Auparavant, le questionnaire à remplir par les médecins était constitué de deux volets contenant chacun des informations distinctes. L’un était anonyme est reprenait uniquement les indications exigées par la loi (maladie, procédure suivie, etc.). L’autre volet contenait les données permettant d’identifier toutes les personnes concernées et pouvait être ouvert seulement dans le cas où l’examen du volet anonyme faisait apparaitre un doute sur les conditions dans lesquelles l’euthanasie s’était déroulée.
La loi du 27 mars 2024 a également levé l’anonymat pour le document d’enregistrement à compléter par les médecins après une euthanasie. Il sera possible de télécharger ce nouveau document sur le site de la Commission de contrôle et d’évaluation (www.commissioneuthanasie.be).

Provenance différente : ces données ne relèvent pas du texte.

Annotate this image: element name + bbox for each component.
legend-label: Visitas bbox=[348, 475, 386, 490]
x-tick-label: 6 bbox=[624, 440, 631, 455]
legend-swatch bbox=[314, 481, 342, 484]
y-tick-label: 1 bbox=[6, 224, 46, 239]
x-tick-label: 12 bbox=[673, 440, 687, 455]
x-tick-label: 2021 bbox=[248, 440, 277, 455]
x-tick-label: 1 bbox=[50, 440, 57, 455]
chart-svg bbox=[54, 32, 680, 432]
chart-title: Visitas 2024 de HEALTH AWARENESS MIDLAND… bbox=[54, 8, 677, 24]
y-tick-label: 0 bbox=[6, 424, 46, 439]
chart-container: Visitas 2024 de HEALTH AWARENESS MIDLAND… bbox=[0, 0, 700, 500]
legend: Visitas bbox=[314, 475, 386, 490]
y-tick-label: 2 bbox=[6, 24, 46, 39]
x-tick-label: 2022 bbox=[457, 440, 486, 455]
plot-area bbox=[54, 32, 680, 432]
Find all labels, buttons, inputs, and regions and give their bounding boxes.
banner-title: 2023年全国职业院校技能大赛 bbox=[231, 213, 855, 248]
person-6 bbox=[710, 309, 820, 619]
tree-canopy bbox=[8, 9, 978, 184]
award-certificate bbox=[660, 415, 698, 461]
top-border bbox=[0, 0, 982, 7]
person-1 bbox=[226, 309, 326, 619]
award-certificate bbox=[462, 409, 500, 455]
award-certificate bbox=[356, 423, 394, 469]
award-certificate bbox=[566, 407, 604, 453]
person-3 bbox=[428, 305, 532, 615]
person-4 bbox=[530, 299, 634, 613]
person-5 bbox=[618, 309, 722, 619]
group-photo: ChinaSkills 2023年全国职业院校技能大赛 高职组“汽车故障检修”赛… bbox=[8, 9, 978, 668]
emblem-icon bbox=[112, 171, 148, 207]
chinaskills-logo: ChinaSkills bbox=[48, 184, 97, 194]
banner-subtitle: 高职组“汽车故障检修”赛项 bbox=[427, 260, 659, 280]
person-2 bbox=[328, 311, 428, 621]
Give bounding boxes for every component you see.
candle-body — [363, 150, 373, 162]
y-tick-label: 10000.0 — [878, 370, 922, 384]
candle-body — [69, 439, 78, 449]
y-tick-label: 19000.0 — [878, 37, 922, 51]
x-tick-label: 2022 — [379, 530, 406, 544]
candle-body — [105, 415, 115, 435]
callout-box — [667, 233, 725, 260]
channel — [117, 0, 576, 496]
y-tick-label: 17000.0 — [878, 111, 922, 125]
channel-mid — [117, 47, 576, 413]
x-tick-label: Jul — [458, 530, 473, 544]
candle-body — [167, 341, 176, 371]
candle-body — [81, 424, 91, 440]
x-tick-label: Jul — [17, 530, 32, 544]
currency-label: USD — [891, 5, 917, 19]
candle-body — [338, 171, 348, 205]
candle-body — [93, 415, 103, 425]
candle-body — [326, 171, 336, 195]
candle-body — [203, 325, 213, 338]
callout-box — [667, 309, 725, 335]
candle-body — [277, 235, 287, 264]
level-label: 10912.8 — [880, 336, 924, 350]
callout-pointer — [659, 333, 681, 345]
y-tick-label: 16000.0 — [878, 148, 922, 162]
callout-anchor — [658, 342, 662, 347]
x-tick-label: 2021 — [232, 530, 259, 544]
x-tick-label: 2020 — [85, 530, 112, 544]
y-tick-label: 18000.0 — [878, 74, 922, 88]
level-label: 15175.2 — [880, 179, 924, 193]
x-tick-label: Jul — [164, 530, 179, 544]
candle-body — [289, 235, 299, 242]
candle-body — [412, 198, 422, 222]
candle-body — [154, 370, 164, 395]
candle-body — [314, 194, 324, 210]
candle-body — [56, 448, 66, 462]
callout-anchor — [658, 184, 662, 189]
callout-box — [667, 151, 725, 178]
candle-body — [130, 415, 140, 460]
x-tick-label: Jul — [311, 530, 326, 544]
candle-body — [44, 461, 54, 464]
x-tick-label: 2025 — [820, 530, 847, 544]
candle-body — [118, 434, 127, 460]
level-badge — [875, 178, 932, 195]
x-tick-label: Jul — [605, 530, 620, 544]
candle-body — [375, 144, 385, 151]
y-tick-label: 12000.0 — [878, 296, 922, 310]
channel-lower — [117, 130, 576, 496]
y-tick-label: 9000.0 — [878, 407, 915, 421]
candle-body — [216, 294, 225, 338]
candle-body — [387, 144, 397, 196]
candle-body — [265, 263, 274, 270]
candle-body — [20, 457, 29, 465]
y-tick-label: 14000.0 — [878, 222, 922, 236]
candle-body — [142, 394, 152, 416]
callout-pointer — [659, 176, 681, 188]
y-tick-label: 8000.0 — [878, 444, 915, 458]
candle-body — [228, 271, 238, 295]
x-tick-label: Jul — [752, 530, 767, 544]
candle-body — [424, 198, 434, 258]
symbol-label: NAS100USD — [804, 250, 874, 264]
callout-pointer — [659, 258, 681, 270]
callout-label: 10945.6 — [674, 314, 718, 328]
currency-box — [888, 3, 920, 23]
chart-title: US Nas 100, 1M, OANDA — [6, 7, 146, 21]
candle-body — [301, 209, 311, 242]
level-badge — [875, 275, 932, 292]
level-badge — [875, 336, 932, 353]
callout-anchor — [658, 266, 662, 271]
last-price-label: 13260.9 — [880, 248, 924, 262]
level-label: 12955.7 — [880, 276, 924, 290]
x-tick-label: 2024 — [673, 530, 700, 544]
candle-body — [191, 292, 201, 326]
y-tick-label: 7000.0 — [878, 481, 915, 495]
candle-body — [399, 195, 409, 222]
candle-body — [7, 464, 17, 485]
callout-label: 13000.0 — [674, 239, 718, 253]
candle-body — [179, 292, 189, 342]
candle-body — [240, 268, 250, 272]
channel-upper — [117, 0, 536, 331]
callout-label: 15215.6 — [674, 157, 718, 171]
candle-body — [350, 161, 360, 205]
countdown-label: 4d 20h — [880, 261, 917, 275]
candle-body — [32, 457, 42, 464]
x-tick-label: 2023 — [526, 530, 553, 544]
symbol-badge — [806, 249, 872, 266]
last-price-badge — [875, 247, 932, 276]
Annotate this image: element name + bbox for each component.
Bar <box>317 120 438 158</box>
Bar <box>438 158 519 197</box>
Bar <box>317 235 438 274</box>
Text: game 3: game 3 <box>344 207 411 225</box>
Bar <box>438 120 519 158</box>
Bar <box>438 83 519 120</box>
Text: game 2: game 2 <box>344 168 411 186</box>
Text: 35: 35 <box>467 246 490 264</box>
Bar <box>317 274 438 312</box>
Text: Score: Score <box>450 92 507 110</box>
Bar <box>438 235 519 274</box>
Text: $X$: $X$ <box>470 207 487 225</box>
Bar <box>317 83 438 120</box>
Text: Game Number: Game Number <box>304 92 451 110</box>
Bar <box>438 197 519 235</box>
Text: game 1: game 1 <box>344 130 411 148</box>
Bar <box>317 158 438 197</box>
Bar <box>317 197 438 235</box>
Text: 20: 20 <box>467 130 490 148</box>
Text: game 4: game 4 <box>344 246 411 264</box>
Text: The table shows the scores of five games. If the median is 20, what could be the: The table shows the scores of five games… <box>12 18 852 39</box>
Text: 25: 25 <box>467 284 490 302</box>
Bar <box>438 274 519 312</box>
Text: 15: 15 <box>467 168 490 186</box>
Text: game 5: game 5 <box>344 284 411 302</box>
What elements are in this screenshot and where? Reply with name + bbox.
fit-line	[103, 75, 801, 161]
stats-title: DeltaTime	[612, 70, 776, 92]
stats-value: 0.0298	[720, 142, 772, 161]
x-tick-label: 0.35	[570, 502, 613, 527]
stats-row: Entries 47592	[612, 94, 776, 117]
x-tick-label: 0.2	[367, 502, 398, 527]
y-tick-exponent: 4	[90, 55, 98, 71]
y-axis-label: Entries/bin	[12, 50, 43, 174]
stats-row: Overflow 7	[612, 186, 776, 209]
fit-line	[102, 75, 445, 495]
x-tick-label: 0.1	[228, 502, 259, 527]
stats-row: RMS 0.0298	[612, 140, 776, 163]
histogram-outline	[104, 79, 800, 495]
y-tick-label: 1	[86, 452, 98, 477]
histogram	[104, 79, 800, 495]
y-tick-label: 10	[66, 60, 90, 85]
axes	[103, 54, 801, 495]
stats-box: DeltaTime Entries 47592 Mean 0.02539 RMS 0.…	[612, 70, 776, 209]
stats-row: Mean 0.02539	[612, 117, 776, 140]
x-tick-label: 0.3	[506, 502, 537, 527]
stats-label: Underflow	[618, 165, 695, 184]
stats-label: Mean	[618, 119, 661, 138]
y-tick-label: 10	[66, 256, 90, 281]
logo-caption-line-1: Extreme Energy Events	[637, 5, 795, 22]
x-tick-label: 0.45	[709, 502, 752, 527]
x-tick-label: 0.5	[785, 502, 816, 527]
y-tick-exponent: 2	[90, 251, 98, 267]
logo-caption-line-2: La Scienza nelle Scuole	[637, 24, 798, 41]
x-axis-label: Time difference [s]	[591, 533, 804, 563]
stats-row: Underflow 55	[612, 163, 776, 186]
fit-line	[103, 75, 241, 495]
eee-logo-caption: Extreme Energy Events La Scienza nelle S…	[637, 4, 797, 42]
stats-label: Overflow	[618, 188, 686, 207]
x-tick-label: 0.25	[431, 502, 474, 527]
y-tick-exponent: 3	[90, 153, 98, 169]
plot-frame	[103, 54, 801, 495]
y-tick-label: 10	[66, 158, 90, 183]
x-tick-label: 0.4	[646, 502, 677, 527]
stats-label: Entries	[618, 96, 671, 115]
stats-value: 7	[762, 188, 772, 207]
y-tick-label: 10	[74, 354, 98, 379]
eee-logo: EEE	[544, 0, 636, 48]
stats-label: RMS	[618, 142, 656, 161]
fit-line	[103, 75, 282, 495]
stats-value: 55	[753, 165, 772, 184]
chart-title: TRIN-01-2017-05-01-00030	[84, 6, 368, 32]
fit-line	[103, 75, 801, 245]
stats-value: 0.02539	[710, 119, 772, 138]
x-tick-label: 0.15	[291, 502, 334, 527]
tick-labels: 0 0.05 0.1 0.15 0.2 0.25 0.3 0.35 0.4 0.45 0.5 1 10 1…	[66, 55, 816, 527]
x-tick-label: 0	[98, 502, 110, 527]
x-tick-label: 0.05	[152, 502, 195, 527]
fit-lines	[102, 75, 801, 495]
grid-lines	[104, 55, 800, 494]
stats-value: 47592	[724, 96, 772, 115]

Mara BARRETO/Liages/8 avril 2024
Photo d’illustration
Nous remercions Me Jacqueline Herremans, avocate, présidente de l’A.D.M.D. et membre de la Commission fédérale de contrôle et d’évaluation de l’euthanasie, pour sa précieuse relecture et ses conseils pertinents dans la rédaction de cet article.
[1] La loi du 28 mai 2002 relative à l’euthanasie est parue au Moniteur belge le 22 juin 2002 et est entrée en vigueur le 23 septembre 2002.
[2] Affaire judiciaire concernant l’euthanasie en 2010 d’une femme belge de 38 ans, en raison de souffrances psychiques insupportables.
[3] Arrêt n° 134/2022 du 20 octobre 2022.
[4] Loi du 27 mars portant dispositions en matière de digitalisation de la justice et dispositions diverses. Chapitre 10 : Modification de la loi du 28 mai relative à l’euthanasie. Article 134 et suivants.
[5] Si le décès n’est pas prévisible à brève échéance, le·la médecin doit, en plus, consulter un·e second·e médecin (soit spécialiste de la pathologie concernée, soit psychiatre).